1.1. LITERATURE REVIEW
Well control optimization
Well control optimization involves determining optimal time-dependent operating variables (e.g., rates and/or bottomhole pressures) in order to optimize an objective (e.g., minimize leakage risk or maximize net present value). It can be performed both a-priori and during closed-loop operations, as shown in Figure 1.1. The optimization surface for the well control problem is generally more continuous than for the well placement problem, which enables gradient methods to be used successfully.
Previous researchers have applied both gradient-based and derivative-free techniques to solve this problem in the context of oil ﬁeld operations.
Of particular interest are studies that performed well control optimization within a closed-loop setting.

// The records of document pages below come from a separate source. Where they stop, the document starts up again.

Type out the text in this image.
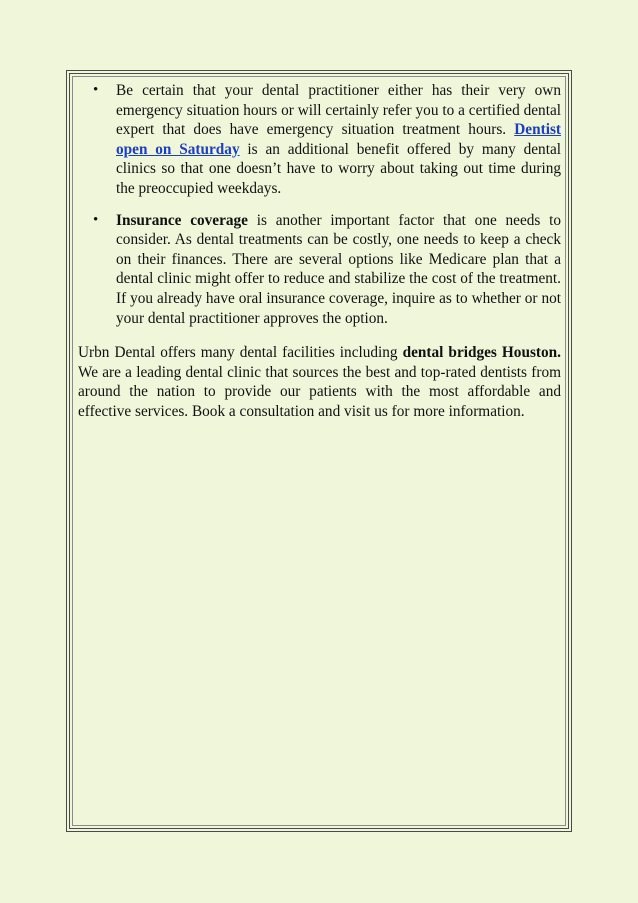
• Be certain that your dental practitioner either has their very own emergency situation hours or will certainly refer you to a certified dental expert that does have emergency situation treatment hours. Dentist open on Saturday is an additional benefit offered by many dental clinics so that one doesn’t have to worry about taking out time during the preoccupied weekdays.
• Insurance coverage is another important factor that one needs to consider. As dental treatments can be costly, one needs to keep a check on their finances. There are several options like Medicare plan that a dental clinic might offer to reduce and stabilize the cost of the treatment. If you already have oral insurance coverage, inquire as to whether or not your dental practitioner approves the option.

Urbn Dental offers many dental facilities including dental bridges Houston. We are a leading dental clinic that sources the best and top-rated dentists from around the nation to provide our patients with the most affordable and effective services. Book a consultation and visit us for more information.
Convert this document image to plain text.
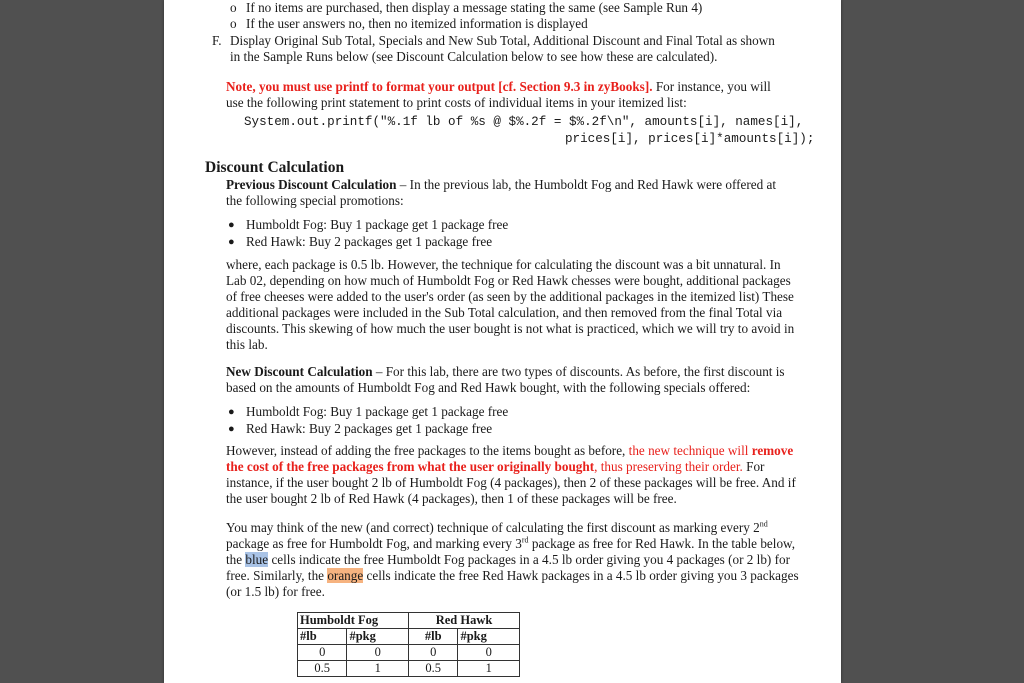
o If no items are purchased, then display a message stating the same (see Sample Run 4)
o If the user answers no, then no itemized information is displayed
F. Display Original Sub Total, Specials and New Sub Total, Additional Discount and Final Total as shown
in the Sample Runs below (see Discount Calculation below to see how these are calculated).
Note, you must use printf to format your output [cf. Section 9.3 in zyBooks]. For instance, you will
use the following print statement to print costs of individual items in your itemized list:
System.out.printf("%.1f lb of %s @ $%.2f = $%.2f\n", amounts[i], names[i],
prices[i], prices[i]*amounts[i]);
Discount Calculation
Previous Discount Calculation – In the previous lab, the Humboldt Fog and Red Hawk were offered at
the following special promotions:
● Humboldt Fog: Buy 1 package get 1 package free
● Red Hawk: Buy 2 packages get 1 package free
where, each package is 0.5 lb. However, the technique for calculating the discount was a bit unnatural. In
Lab 02, depending on how much of Humboldt Fog or Red Hawk chesses were bought, additional packages
of free cheeses were added to the user's order (as seen by the additional packages in the itemized list) These
additional packages were included in the Sub Total calculation, and then removed from the final Total via
discounts. This skewing of how much the user bought is not what is practiced, which we will try to avoid in
this lab.
New Discount Calculation – For this lab, there are two types of discounts. As before, the first discount is
based on the amounts of Humboldt Fog and Red Hawk bought, with the following specials offered:
● Humboldt Fog: Buy 1 package get 1 package free
● Red Hawk: Buy 2 packages get 1 package free
However, instead of adding the free packages to the items bought as before, the new technique will remove
the cost of the free packages from what the user originally bought, thus preserving their order. For
instance, if the user bought 2 lb of Humboldt Fog (4 packages), then 2 of these packages will be free. And if
the user bought 2 lb of Red Hawk (4 packages), then 1 of these packages will be free.
You may think of the new (and correct) technique of calculating the first discount as marking every 2nd
package as free for Humboldt Fog, and marking every 3rd package as free for Red Hawk. In the table below,
the blue cells indicate the free Humboldt Fog packages in a 4.5 lb order giving you 4 packages (or 2 lb) for
free. Similarly, the orange cells indicate the free Red Hawk packages in a 4.5 lb order giving you 3 packages
(or 1.5 lb) for free.
Humboldt Fog		Red Hawk	
#lb	#pkg	#lb	#pkg
0	0	0	0
0.5	1	0.5	1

In this context, both Sarma et al. (2006) and Jansen et al.
(2005) used gradient-based methods with gradients calculated using adjoint procedures. See Jansen (2011) for a detailed review of adjoint procedures for use in oil ﬁeld optimization. While adjoint methods display fast convergence and require very few simulation runs, gradients must be provided by the simulator, which is not always practical. Echeverr´ Ciaurri et al. (2011) compared derivative-free methods such as ıa Hooke-Jeeves Direct Search – HJDS (Hooke & Jeeves, 1961) and Generalized Pattern Search – GPS (Kolda et al., 2003) against several gradient methods. They found both HJDS and GPS to be eﬀective approaches in well control optimization problems.
In the context of carbon storage operations there has been only limited study of well control optimization. Kumar (2007) determined optimal time-varying injection rates for wells in a two-dimensional heterogeneous model to minimize the fraction of structurally trapped CO2. A conjugate gradient method was applied in that work.
Recently, Shamshiri & Jafarpour (2012) used a quasi-Newton, gradient-based approach to determine the optimal time-dependent injection rates for multiple CO2 injectors in a three-dimensional model. In that case, optimality referred to either maximizing residual and dissolution trapping or maximizing the ‘sweep eﬃciency’ of the CO2 plume. They also accounted for geological uncertainty, in one example, by optimizing over multiple realizations. In neither of these studies, however, was the optimal placement of the injectors considered.
10 CHAPTER 1. INTRODUCTION
Joint optimization of placement and control
As mentioned previously, optimal well placements will depend on how the wells are to be operated, and visa-versa. Thus, the a-priori optimization problem should consider well placement and control as a joint optimization, rather than optimize placements and controls sequentially. Some investigators have studied the joint optimization problem for oil ﬁeld applications. Recent publications include Bellout et al. (2012), who used pattern search methods combined with an adjoint procedure, and Li & Jafarpour (2012), who used a simultaneous perturbation and stochastic approximation method in conjunction with an adjoint technique. In both cases the adjoint procedure was used for the optimization of well settings (not for optimizing well locations).
These studies demonstrated the advantage of the simultaneous optimization of well placement and control over a sequential approach.